La région de l’Extrême-Nord continue de faire face à une recrudescence du choléra. Depuis l’apparition des premiers cas à la fin du mois de juin, les autorités sanitaires ont recensé 585 contaminations et 19 décès. Face à l’évolution de l’épidémie, les pouvoirs publics renforcent les mesures de prévention, de surveillance et de prise en charge afin de contenir la propagation de la maladie.
Le choléra poursuit sa progression dans l’Extrême-Nord du Cameroun. Selon les autorités sanitaires régionales, relayées par les médias publics, le bilan provisoire fait état de 585 cas confirmés ou suspects et de 19 décès enregistrés depuis la détection des premiers foyers de l’épidémie à la fin du mois de juin.
La situation sanitaire demeure préoccupante, d’autant que sept des trente-sept districts de santé de la région sont désormais affectés par la maladie. Cette extension géographique pousse les autorités à adapter leur stratégie afin de limiter les nouvelles contaminations.
Les autorités réévaluent la riposte
Face à la hausse continue du nombre de cas, les responsables administratifs et sanitaires se sont réunis pour évaluer les actions déjà engagées, mesurer leur efficacité et identifier les difficultés rencontrées sur le terrain.
Pour les responsables de la lutte contre les épidémies dans la région, la réponse doit désormais s’appuyer sur une mobilisation plus large de l’ensemble des acteurs concernés, notamment les collectivités territoriales, les leaders communautaires, les organisations de la société civile et les populations elles-mêmes.
L’objectif est d’intensifier les actions de sensibilisation tout en améliorant la coordination des interventions dans les zones les plus touchées.
Des contrôles renforcés dans les transports
Dans le cadre des mesures de prévention, la Délégation régionale des Transports a lancé une série d’inspections inopinées dans les gares routières de l’Extrême-Nord.
Ces opérations visent à faire respecter les règles d’hygiène dans les espaces de transport public.

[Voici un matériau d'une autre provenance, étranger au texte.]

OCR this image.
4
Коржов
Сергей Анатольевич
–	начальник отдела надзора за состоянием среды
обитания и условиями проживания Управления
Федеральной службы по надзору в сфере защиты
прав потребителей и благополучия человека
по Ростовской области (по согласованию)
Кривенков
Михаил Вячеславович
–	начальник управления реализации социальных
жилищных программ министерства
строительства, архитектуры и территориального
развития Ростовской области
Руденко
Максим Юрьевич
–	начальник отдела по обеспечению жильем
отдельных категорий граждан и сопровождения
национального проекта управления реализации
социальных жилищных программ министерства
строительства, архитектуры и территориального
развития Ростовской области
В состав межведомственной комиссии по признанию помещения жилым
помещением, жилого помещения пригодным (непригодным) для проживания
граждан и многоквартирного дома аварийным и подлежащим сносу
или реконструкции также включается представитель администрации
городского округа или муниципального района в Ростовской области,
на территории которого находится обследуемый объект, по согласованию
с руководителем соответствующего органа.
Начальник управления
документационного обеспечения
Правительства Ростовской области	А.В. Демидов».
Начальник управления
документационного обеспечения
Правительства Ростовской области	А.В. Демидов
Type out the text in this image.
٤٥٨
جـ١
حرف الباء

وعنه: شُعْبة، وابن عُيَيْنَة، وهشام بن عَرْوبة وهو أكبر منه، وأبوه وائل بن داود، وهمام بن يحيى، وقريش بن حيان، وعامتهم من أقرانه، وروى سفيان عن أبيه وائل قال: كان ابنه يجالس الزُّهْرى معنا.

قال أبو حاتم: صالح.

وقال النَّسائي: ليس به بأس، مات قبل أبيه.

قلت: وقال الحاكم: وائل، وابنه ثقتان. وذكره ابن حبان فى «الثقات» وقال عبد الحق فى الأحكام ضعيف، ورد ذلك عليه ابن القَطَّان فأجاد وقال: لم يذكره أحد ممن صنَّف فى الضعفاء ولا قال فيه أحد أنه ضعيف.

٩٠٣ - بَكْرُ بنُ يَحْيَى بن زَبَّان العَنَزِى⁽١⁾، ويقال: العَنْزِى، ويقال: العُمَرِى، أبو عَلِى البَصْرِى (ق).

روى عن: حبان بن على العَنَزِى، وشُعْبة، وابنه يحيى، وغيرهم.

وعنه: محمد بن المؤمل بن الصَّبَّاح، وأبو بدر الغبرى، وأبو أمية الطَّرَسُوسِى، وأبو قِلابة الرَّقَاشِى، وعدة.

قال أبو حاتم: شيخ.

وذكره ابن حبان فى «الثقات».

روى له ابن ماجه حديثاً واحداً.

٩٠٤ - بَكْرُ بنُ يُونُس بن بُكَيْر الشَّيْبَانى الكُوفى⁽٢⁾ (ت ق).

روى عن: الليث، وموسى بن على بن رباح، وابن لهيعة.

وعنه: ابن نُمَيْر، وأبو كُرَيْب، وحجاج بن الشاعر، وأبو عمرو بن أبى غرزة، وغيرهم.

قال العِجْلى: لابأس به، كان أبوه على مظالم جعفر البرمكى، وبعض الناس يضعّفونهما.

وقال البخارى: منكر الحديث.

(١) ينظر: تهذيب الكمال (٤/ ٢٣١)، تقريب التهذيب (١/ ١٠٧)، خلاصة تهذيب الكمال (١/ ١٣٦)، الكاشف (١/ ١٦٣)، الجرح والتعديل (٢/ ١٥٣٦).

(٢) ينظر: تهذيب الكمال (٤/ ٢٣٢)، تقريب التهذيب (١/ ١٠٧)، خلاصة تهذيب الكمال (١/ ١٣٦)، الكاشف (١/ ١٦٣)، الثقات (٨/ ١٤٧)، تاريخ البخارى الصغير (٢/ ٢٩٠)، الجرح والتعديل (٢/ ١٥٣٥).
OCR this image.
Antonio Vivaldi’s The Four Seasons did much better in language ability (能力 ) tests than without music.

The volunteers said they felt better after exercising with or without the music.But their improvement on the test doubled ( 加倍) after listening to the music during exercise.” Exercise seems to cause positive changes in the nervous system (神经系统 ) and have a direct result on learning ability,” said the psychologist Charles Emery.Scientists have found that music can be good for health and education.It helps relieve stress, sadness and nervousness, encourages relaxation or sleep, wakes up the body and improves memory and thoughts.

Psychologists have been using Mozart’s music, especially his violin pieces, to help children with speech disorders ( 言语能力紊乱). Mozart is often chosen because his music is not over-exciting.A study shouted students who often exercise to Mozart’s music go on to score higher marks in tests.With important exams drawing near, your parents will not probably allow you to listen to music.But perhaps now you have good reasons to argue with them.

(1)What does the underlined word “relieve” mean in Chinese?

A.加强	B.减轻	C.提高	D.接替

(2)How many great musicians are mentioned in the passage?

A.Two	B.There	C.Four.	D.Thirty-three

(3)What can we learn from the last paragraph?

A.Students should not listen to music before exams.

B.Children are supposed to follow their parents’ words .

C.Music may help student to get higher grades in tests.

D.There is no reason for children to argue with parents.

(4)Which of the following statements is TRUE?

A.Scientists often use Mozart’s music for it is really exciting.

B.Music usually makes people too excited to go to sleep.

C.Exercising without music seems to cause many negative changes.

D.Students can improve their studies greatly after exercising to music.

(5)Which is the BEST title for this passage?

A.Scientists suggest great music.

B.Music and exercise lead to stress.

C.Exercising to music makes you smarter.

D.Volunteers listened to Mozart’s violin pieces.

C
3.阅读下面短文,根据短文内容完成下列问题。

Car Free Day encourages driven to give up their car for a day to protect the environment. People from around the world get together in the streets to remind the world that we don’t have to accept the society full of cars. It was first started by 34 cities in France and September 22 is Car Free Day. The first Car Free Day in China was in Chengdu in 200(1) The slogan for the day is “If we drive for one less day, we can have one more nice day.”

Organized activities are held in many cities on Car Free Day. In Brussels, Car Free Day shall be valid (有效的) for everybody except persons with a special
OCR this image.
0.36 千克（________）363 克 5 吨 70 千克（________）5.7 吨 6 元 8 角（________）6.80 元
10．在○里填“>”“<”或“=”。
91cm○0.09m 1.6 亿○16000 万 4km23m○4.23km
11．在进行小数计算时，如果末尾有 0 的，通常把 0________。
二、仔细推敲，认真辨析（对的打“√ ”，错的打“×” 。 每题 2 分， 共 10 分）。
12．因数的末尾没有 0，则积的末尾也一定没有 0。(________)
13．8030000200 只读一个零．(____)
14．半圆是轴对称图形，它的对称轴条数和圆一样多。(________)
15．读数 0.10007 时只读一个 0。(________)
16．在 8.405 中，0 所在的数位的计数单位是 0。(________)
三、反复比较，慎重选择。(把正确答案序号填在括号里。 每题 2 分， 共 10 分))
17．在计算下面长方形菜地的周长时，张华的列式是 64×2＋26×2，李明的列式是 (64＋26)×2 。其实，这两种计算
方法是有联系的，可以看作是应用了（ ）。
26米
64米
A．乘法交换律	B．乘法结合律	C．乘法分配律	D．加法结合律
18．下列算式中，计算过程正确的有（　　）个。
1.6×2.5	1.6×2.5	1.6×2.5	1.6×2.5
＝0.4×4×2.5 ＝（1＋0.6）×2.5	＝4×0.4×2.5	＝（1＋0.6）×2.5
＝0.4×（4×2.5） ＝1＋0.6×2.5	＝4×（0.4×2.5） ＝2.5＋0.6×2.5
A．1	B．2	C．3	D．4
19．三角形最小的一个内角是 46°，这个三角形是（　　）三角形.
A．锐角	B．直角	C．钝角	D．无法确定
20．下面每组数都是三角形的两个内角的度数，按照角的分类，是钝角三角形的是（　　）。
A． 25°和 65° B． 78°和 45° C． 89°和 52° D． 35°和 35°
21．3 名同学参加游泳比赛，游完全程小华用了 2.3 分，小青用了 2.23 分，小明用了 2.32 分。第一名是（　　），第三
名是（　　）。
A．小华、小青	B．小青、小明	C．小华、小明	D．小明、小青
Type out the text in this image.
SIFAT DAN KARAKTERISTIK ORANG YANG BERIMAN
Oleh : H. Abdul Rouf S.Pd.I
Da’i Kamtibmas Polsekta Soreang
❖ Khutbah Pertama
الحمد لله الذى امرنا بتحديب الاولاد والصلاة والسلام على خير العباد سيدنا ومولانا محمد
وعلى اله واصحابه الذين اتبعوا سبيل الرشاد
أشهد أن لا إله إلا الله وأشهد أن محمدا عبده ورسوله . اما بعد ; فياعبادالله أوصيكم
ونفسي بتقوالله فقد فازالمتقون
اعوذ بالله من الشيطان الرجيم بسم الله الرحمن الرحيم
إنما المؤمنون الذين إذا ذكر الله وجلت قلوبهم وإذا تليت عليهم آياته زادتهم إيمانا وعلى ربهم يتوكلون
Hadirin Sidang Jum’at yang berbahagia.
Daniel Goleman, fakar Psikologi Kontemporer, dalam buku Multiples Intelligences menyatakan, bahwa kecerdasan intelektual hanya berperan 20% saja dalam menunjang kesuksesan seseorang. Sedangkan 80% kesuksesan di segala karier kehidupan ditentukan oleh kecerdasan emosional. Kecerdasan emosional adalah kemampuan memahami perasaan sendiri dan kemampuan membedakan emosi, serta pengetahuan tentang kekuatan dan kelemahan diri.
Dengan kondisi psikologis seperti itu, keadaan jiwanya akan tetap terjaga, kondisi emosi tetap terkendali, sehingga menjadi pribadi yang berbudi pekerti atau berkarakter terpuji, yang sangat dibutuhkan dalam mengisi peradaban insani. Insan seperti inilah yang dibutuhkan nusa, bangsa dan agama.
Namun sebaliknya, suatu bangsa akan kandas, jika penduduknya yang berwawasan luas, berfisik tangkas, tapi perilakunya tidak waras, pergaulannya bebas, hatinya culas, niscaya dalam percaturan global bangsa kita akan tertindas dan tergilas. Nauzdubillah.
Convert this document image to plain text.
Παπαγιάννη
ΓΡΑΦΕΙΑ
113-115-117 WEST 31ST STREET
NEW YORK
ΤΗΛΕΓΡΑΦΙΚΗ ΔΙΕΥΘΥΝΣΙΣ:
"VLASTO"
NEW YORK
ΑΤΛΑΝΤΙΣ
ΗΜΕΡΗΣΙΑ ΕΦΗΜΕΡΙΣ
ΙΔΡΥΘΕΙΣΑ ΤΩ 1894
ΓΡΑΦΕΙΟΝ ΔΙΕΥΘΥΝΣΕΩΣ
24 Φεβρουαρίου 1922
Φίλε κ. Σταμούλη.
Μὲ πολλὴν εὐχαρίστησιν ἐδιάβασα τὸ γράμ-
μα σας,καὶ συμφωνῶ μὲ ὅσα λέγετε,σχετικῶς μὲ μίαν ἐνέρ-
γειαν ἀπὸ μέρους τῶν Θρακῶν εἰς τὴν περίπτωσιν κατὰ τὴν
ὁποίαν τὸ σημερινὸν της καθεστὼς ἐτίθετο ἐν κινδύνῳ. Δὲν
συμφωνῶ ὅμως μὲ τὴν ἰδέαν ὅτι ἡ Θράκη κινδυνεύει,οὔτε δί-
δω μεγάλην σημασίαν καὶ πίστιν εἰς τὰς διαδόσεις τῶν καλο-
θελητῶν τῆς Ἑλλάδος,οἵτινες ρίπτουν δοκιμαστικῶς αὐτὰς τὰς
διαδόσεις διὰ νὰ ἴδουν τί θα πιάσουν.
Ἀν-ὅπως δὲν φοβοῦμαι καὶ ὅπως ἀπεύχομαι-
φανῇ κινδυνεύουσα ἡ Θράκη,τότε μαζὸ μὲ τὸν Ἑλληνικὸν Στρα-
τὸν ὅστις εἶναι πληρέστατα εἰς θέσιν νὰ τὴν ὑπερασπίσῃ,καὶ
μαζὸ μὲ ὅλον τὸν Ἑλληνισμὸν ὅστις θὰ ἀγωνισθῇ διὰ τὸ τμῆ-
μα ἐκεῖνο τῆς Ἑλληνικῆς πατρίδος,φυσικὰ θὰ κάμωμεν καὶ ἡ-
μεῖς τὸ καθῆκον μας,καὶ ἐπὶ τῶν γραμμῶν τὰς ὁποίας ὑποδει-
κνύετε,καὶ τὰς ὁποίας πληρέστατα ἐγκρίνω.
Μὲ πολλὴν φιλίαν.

Les équipes de contrôle vérifient notamment la désinfection régulière des véhicules, la propreté des latrines, l’élimination des eaux stagnantes ainsi que les conditions de transport et de conservation des denrées alimentaires.
Les autorités estiment que ces mesures sont indispensables pour limiter les risques de propagation du choléra, notamment dans les lieux de forte affluence.
Une prise en charge gratuite dans les zones affectées
Parallèlement aux actions de prévention, les services de santé ont renforcé la surveillance épidémiologique afin de détecter rapidement les nouveaux cas et d’intervenir sans délai.
Les autorités ont également décidé de rendre gratuite la prise en charge médicale des personnes touchées dans les districts concernés. Cette mesure vise à faciliter l’accès aux soins, encourager les malades à consulter rapidement et réduire la mortalité liée à cette maladie diarrhéique aiguë.
Les populations appelées à respecter les mesures d’hygiène
Les responsables sanitaires rappellent que la lutte contre le choléra repose en grande partie sur l’adoption de gestes simples de prévention. Les habitants sont invités à maintenir un environnement propre, éliminer les eaux stagnantes, consommer de l’eau potable ou traitée, se laver régulièrement les mains au savon et respecter les règles d’hygiène alimentaire.
Alors que l’épidémie continue d’évoluer, les autorités appellent à une vigilance collective afin de contenir la propagation du choléra et de protéger les populations les plus vulnérables dans cette région régulièrement confrontée aux crises sanitaires.